Önüme bir hayvan çıkmasından korkuyordum. Aslında ben etrafımdaki her şeyden korkuyordum. Aldırmamaya çalışarak telefonu çıkarıp ışığını açtım. Işığı ağaçlarda, yerlerde ve hatta gökyüzünde bile gezdirdim. Yavaşça ileri doğru ilerledim. Telefonumun şarjından dolayı zayıf olan ışığı bu zifiri karanlığa yenilerek daha çok kayboldu.
Her defasında toprağın içine gömülen ayaklarım adım atmamı zorlaştırıyor, ve bu soğuk cehennemden çıkma vaktimi uzatıyordu. Sonrasında toprak zannettiğim şeyin aslında kar olduğunu, sonra karın çok uzun zamandan beri yağdığını ama korku ve tedirginliğimin bunu anlamamı engellediğini fark etmem çok uzun sürmedi.
Yürümeye devam ederken adımlarımın çıkardığı sesi biraz aşırı bulmuştum. Sanki benimle beraber bir kişi daha adım atıyordu ve bu sesler sadece benim adımlarımın çıkardığı sese dolanıyordu. Bunun gerçeklik payının ne kadar olabileceğini düşündüm.
Ben bunları ayrıştırırken durmuştum ama arkamdaki adımlar üç kez daha devam etmişti. Başka birinin varlığı doğru olabilir miydi?
Yavaşça arkamı döndüm. Gözlerimi biriyle buluşturmayı beklerken karla kaplı boş bir manzarayla karşılaştım. Sonra fikrimi değiştirerek kimseyi görmemeyi diledim. Böyle pis bir yerde iyi niyetli bir insan benim gözümde hazine değerindeydi, ve ben burada bir hazine bulamayacağım için bu ihtimal sıfırdı. Yere baktığım zaman gereğinden fazla derin ayak izleri gördüm. Geriye doğru gidip bıraktığım izle derinliği fazla olan izi karşılaştırdım. Evet, biri benimle aynı yere basıyordu.

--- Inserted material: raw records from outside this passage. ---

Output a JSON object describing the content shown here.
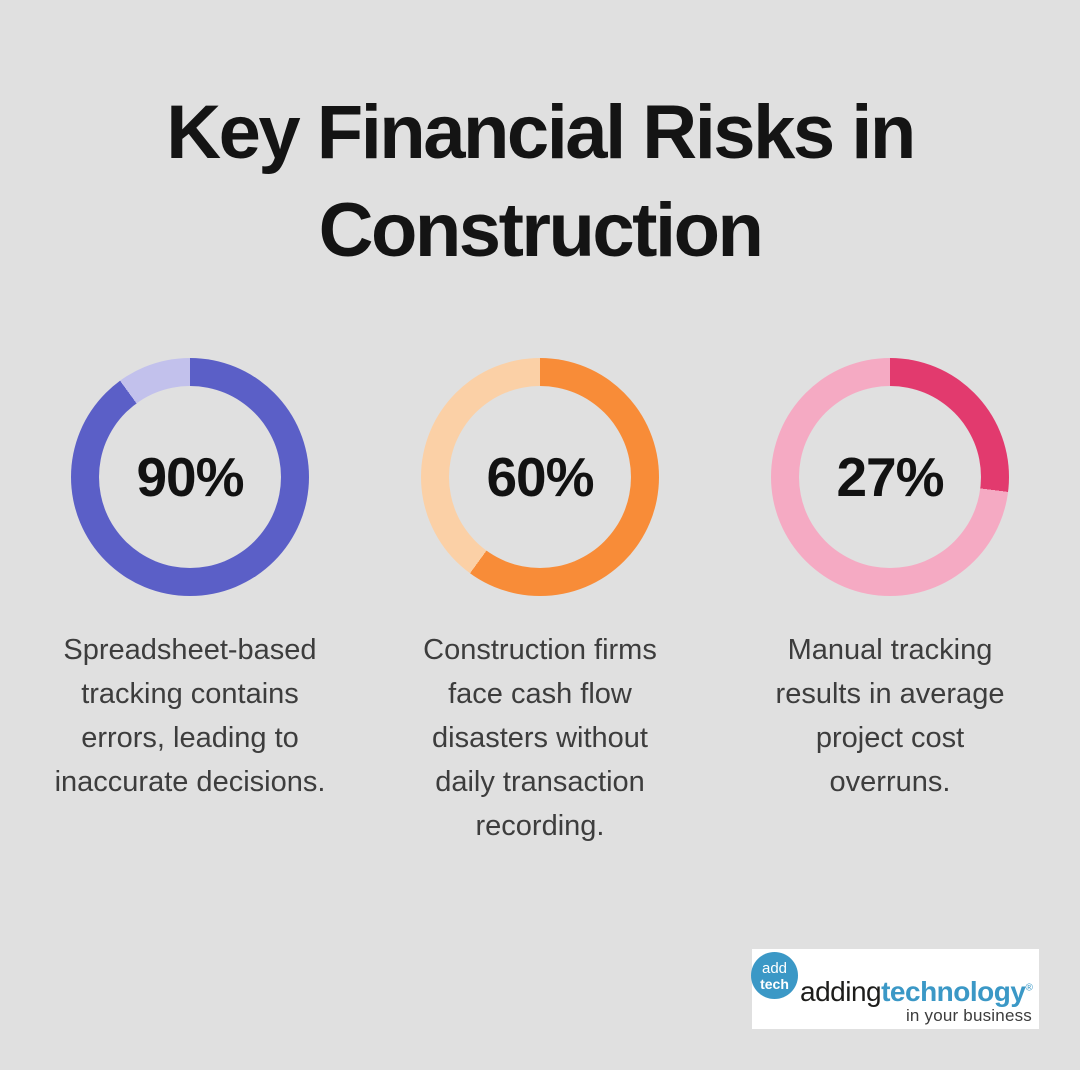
{
  "colors": {
    "page_background": "#e0e0e0",
    "title_text": "#141414",
    "caption_text": "#3d3d3d",
    "percent_text": "#121212",
    "logo_background": "#ffffff",
    "logo_blue": "#3b98c6",
    "logo_dark_text": "#1d1d1b"
  },
  "title": {
    "line1": "Key Financial Risks in",
    "line2": "Construction"
  },
  "chart_data": [
    {
      "type": "pie",
      "variant": "donut",
      "value_percent": 90,
      "center_label": "90%",
      "segment_color": "#5b5fc7",
      "remainder_color": "#c2c1ec",
      "start_angle_deg": 0,
      "direction": "clockwise",
      "caption": "Spreadsheet-based tracking contains errors, leading to inaccurate decisions."
    },
    {
      "type": "pie",
      "variant": "donut",
      "value_percent": 60,
      "center_label": "60%",
      "segment_color": "#f88c38",
      "remainder_color": "#fbd0a6",
      "start_angle_deg": 0,
      "direction": "clockwise",
      "caption": "Construction firms face cash flow disasters without daily transaction recording."
    },
    {
      "type": "pie",
      "variant": "donut",
      "value_percent": 27,
      "center_label": "27%",
      "segment_color": "#e23a6e",
      "remainder_color": "#f5aac3",
      "start_angle_deg": 0,
      "direction": "clockwise",
      "caption": "Manual tracking results in average project cost overruns."
    }
  ],
  "logo": {
    "circle_line1": "add",
    "circle_line2": "tech",
    "name_part1": "adding",
    "name_part2": "technology",
    "registered_mark": "®",
    "tagline": "in your business"
  }
}
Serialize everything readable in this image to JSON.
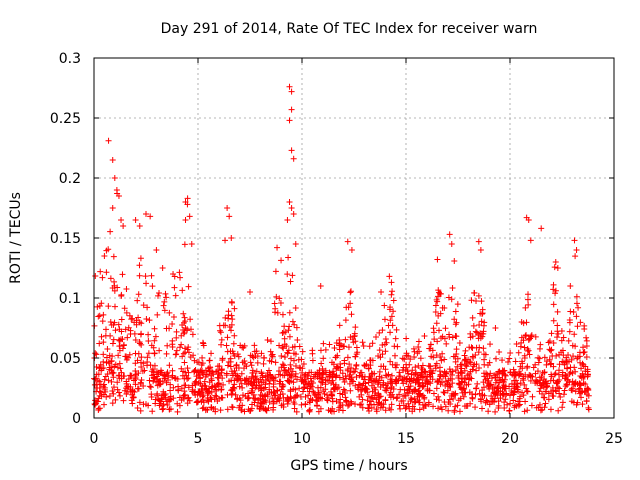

"Kayıp mı oldun?" dedi bir erkek.
Bu sesi duymam, ve olduğum yere çivilenmem aynı zaman diliminde gerçekleşmişti. Nasıl olduğunu anlamayarak koşmaya başladım. Felaket üstüne felaket olamazdı. Uzun bir süre koştum. Bunu yaparken hem etrafımda saklanabilecek yer arıyor, hem de peşimden gelip gelmediğini öğrenmek için arkama bakıyordum. Ama bunu öğrenmem olanaksız gibi görünüyordu çünkü korku ve adrenalin gözlerime bir perde indirmişti.
En sonunda ondan yeterince uzaklaştığıma kanaat getirip rastgele bir ağacın dibine çömeldim. Eriyen kardan çıkan soğuk suyu emen botlarım önce ayaklarımın uyuşmasına ve şu an olduğu gibi zonklamasına neden olmuştu. Derin bir nefes aldım. Normalde bunu gözlerim kapalı halde yapardım ama şu an onu bile yapmaktan korkuyordum. Rüzgar kendini hatırlattı ve açık bıraktığım saçlarımdan kurtulan birkaç asi tutam, bu esintinin etkisiyle çehremin etrafında uçuştu. Bilmediğim bir sebepten dolayı o adamın beni bulmasından hayatımda hiç korkmadığım kadar korktuğumu anlamıştım.